GIORNALE ” LA MARSEILLAISE”
15 luglio 2010
Festival Avignon Off 2010
Théâtre La Luna
articolo di JEAN-MICHEL GAUTIER
compagnia teatrale COLTELLERIA EINSTEIN
“Cappuccetto Rosso et le loup solitaire”
Ce petit chaperon rouge que l’on a tous rêvé de croquer
Une compagnie du Piémont est venue présenter sous l’impulsion de Lucia Pozzi son spectacle en Avignon.
Elle est un des fruits de cette “Farandole à l’italienne” qui perdue depuis 14 ans et amène une touche supplémentaire de couleur dans le Off du Festival d’Avignon.
Une collaboration qui montre que la culture européenne doit se renforcer pour exister et qui dit aux incultes (s’il en existe encore) “La culture ça se mérite, rien n’est acquis”:
Cette année c’est au milieu des 1.100 pièces présentées que le Piémont offre un vrai bijou, ce “Petit Chaperon Rouge”, fable bien connue mais revisitée en oeuvre moderne pour tout public, à voir revoir et savourer.

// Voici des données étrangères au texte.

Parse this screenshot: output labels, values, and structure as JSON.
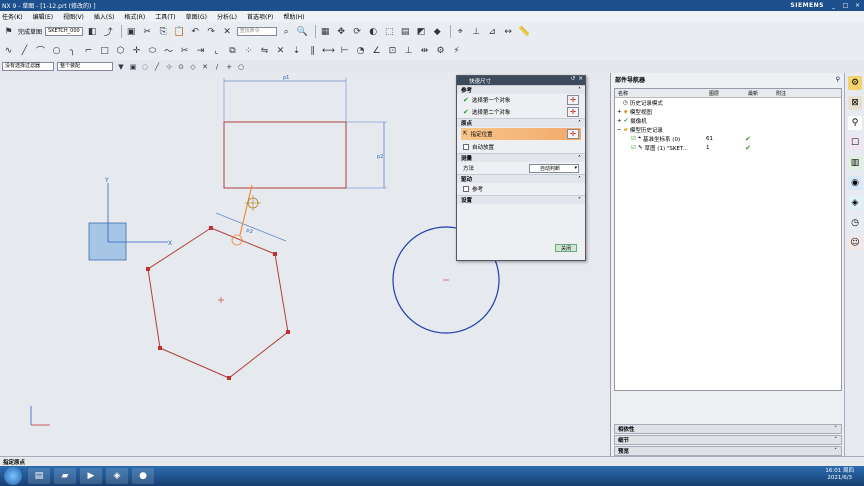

Imaginez un studio de télévision qui propose un reportage sur le petit chaperon rouge dans son programme documentaire “Nature sauvage”.
Bien des années se sont écoulées depuis sa mésaventure, à présent elle fabrique des chapeux.
Des chapeux il y en a, de toutes les formes et de toutes sortes avec bien des accessoires mais tous sont rouges comme les perches qui les supportent.
Un univers rouge sur fond noir dans lequel le présentateur et le loup se fondent, se confondent.
Un de ces loups égarés, loup de dernier intérêt, banni de la meute, un loup solitaire.
On alterne au gré du récit entre l’histoire du petit chaperon rouge et celui de la vraie histoire des loups.
Ainsi peu à peu le loup nous devient familier, presque humain et surtout sympathique, tant on se demande si l’histoire ne va pas dévier.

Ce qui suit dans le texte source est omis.